Byliśmy dzisiaj z naszymi dwoma 9-cio tygodniowymi kociami u pani weterynarz. Zapakowane łatwo do transporterka spokojnie przejechały całą drogę oraz bez dużych przebojów wyczekały się wraz z nami 1,5 godziny w poczekalni - prawie korzenie zapuściłam
Pani weterynarz była bardzo miła
- no może nie całkiem takie wrażenie odniosły kotuchy (wkładanie termometra w pupę wyraźnie im się nie podobało :? ). Obsłuchała, obmacała, zaglądnęła w uszka, przeglądnęła sierściuchę i zważyła obydwa. Profesorek ważył 1,35 kg, a Samuel - 1,50 kg. A potem zadowolona stwierdziła, że rozwijają się bardzo dobrze i na nasze pytania dot. karmienia - odp., że widzi, iż karmimy dobrze i dalej tak mamy karmić jak dotychczas - to było dla nas naprawdę miłe
, ponieważ chcemy dla maluchów jak najlepiej.
Kociaki nawet nie zorientowały się, a było już po szczepieniu.
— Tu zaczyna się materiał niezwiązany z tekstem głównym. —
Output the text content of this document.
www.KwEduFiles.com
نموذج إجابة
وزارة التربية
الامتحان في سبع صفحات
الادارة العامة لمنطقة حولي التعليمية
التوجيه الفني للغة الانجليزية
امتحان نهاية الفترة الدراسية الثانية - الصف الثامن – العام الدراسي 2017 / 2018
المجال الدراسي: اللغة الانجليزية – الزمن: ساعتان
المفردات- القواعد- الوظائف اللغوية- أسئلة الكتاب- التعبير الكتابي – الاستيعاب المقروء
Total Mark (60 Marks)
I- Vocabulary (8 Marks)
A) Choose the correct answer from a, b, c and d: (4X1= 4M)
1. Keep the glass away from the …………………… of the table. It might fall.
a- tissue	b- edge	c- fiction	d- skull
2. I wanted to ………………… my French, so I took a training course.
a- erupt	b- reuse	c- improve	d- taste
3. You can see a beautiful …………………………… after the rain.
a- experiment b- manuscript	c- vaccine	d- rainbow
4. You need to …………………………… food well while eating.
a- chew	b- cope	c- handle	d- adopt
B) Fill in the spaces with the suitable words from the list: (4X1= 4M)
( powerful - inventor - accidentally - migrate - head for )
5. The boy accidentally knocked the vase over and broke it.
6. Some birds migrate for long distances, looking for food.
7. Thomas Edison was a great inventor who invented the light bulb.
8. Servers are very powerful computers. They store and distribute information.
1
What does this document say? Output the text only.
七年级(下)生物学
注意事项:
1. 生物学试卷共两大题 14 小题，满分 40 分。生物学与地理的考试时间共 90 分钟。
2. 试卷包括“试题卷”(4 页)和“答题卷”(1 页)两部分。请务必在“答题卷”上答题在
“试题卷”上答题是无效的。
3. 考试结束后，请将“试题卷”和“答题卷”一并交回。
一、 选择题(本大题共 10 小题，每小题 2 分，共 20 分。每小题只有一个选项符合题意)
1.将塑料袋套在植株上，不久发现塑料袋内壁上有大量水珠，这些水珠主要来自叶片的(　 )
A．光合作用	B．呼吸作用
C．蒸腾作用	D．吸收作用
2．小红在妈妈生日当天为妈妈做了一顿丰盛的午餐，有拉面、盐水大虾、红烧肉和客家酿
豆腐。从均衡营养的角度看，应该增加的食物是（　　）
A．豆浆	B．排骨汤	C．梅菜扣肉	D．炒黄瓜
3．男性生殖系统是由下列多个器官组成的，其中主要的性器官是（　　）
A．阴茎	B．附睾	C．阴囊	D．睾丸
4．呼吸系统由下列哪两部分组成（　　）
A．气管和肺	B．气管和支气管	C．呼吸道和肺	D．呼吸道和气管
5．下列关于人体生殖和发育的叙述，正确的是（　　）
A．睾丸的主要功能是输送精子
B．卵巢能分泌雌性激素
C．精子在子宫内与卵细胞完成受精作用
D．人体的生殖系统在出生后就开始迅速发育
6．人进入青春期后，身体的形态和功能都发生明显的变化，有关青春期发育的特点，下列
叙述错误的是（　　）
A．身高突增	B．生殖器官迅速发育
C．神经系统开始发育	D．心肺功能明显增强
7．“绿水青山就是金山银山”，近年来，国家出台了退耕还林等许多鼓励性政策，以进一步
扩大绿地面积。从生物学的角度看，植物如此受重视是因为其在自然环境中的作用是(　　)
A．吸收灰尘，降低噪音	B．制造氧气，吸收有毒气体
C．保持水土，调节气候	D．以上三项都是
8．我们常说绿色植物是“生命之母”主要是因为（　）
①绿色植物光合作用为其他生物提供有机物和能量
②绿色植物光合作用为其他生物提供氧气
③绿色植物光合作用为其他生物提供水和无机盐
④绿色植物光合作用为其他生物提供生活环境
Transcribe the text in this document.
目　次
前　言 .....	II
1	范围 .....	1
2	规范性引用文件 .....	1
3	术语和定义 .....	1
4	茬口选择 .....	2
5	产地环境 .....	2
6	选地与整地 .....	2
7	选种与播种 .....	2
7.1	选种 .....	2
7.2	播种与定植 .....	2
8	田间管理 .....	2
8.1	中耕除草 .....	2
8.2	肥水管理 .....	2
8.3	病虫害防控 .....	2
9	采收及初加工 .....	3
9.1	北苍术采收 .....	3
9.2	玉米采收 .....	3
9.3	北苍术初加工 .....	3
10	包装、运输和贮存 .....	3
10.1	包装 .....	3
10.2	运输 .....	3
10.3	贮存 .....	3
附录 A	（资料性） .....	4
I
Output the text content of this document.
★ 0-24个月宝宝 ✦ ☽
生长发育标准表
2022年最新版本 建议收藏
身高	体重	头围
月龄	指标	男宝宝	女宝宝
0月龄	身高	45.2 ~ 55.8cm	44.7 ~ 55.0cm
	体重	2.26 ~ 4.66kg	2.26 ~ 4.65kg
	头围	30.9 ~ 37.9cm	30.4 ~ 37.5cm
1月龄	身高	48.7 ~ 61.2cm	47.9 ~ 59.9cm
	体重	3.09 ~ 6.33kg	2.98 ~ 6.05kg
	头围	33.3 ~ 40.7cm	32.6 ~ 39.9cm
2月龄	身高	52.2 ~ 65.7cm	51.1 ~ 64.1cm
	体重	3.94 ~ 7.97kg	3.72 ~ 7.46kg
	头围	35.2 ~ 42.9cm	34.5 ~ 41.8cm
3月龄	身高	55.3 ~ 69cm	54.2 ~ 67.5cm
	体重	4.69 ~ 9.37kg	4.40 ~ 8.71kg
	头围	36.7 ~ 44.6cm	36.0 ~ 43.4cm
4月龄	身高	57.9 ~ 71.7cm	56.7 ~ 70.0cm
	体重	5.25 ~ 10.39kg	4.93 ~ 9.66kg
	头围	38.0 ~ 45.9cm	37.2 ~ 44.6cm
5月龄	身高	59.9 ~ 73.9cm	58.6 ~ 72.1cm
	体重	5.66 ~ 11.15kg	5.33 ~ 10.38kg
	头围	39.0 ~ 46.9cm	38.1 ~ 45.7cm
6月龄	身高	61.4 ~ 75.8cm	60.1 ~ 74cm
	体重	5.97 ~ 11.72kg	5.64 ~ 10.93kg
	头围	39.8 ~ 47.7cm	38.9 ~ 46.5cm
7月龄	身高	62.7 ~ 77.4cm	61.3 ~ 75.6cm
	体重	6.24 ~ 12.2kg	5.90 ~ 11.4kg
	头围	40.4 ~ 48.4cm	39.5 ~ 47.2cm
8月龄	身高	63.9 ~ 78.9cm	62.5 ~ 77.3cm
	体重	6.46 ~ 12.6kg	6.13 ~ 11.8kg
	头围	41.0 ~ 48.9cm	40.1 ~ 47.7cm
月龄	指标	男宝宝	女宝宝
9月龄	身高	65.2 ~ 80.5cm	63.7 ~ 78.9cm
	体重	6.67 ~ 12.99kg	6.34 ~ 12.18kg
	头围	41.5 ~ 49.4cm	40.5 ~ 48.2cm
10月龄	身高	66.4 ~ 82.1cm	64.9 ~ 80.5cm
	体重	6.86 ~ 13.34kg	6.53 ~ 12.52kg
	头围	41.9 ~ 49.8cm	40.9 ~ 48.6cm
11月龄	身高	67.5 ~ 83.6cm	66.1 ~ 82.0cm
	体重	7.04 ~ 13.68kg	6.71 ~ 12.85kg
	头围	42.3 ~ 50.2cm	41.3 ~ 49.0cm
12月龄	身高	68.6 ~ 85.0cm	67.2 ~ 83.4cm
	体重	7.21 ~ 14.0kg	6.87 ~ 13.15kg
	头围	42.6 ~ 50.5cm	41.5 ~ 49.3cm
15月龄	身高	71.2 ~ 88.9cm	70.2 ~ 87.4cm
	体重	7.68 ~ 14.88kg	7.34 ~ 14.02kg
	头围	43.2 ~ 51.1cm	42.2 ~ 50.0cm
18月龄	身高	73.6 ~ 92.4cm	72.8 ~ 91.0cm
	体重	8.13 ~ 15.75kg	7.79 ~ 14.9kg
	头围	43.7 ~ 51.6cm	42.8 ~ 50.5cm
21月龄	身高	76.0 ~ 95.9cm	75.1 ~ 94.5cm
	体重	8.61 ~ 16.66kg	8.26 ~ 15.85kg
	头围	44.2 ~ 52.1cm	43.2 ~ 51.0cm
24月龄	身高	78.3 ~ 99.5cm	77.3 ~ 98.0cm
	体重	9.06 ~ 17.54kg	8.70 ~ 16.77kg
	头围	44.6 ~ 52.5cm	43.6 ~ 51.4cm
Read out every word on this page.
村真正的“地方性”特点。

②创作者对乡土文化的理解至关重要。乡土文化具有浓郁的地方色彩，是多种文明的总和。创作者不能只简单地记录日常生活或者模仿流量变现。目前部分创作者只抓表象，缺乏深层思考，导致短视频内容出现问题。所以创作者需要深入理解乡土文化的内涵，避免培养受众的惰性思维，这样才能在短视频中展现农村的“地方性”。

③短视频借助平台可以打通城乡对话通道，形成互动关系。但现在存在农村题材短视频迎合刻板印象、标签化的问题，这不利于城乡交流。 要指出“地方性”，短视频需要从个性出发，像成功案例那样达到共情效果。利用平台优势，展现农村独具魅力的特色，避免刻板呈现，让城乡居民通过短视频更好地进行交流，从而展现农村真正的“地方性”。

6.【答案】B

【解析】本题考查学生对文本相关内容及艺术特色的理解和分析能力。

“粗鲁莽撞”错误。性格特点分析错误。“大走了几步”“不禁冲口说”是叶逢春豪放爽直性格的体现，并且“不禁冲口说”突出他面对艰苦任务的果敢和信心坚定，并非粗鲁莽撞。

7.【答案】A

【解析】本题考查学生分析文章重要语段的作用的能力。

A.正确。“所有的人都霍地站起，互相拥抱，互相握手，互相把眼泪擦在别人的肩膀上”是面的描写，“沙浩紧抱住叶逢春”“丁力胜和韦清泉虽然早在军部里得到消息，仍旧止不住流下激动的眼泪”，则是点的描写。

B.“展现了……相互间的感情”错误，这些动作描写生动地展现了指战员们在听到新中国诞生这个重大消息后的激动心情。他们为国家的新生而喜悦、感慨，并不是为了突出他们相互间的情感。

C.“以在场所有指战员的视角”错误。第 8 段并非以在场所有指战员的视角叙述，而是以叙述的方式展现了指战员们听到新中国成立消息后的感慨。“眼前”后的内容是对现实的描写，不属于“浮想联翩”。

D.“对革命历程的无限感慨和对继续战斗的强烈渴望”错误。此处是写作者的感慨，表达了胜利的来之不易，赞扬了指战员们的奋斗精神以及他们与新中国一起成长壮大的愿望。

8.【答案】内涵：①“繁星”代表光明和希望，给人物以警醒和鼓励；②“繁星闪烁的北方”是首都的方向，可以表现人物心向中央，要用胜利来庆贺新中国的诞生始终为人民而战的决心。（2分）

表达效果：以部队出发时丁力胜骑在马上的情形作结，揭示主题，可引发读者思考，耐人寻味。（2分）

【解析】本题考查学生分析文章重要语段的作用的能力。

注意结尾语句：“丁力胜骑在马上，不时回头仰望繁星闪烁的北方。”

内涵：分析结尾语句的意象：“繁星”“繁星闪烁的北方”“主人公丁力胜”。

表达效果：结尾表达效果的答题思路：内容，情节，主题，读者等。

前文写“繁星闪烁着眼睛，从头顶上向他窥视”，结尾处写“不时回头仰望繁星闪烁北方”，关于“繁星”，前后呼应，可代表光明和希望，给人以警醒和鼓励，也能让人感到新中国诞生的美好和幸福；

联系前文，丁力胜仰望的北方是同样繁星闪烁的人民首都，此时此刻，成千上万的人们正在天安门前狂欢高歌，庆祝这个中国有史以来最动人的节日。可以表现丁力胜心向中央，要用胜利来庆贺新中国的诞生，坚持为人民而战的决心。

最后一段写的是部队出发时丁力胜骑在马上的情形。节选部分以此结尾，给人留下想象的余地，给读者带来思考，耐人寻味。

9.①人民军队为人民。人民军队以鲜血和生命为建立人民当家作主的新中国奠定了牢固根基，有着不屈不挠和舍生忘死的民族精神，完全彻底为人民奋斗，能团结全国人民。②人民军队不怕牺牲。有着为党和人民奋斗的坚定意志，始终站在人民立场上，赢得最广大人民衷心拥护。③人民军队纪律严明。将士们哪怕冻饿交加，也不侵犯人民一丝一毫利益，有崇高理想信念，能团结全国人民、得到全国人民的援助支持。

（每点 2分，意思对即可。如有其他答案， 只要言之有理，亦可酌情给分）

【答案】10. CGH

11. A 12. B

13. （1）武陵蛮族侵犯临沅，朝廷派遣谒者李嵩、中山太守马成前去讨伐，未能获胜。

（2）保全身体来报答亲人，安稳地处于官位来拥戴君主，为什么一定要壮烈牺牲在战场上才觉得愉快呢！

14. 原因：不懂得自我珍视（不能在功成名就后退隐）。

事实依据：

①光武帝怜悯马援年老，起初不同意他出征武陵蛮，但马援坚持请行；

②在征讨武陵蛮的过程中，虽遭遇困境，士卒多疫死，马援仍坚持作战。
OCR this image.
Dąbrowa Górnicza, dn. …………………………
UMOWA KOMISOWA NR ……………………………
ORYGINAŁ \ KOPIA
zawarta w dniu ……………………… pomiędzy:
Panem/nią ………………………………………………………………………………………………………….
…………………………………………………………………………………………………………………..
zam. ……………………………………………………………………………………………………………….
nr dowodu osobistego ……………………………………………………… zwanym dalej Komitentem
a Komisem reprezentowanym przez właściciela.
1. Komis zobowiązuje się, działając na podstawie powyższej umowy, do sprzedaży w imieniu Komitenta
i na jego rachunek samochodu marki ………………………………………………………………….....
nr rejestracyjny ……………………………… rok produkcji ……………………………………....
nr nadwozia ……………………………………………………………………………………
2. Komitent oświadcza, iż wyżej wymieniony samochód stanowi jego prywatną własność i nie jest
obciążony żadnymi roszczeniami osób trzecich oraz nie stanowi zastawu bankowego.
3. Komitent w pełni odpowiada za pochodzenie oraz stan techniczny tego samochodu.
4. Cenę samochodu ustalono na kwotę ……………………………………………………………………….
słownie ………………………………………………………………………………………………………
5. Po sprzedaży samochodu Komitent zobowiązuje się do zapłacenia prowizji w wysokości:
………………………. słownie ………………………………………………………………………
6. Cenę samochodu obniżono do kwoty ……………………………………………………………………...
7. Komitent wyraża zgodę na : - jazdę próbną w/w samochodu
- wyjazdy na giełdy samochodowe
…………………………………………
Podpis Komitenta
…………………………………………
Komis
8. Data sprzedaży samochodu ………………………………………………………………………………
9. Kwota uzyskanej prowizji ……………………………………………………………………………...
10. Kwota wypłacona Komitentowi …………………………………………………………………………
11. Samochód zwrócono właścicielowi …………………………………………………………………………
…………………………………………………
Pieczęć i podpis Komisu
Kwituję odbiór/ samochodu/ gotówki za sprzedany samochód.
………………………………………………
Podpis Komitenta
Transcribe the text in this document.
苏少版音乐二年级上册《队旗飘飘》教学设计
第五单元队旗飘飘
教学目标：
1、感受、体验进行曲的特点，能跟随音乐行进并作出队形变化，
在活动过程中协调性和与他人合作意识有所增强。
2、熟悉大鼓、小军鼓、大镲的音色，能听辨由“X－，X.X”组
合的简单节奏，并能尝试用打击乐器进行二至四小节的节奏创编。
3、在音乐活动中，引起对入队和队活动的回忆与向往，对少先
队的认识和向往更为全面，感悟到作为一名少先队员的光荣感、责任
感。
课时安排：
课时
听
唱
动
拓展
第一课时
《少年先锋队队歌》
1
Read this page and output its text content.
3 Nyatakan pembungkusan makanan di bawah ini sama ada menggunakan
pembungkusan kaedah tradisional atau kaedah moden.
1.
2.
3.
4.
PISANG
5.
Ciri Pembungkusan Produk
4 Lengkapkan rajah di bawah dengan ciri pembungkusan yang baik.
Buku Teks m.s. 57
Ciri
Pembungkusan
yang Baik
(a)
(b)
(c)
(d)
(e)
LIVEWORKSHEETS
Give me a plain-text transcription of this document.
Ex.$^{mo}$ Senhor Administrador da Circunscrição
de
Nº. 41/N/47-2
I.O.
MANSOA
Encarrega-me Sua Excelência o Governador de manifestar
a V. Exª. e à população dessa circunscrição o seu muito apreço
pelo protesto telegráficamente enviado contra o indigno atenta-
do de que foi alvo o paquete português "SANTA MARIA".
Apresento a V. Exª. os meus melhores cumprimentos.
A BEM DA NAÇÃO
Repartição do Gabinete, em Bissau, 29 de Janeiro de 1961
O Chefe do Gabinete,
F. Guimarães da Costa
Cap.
Następnie pani weterynarz wypisała im książeczki oraz dała nam pastę na ich drugie odrobaczanie i skasowała od nas 76 euro.
Tak więc do weta znowu za 4 tygodnie na drugie szczepienie powtarzające. Tym razem umówiliśmy się już teraz na termin poza normalnymi godzinami przyjęć - drugie 1,5 godziny nie chce już czekać.
Ogólnie: wrażenia z wizty bardzo dobre
, a maluchy rozrabiają tak jak zawsze.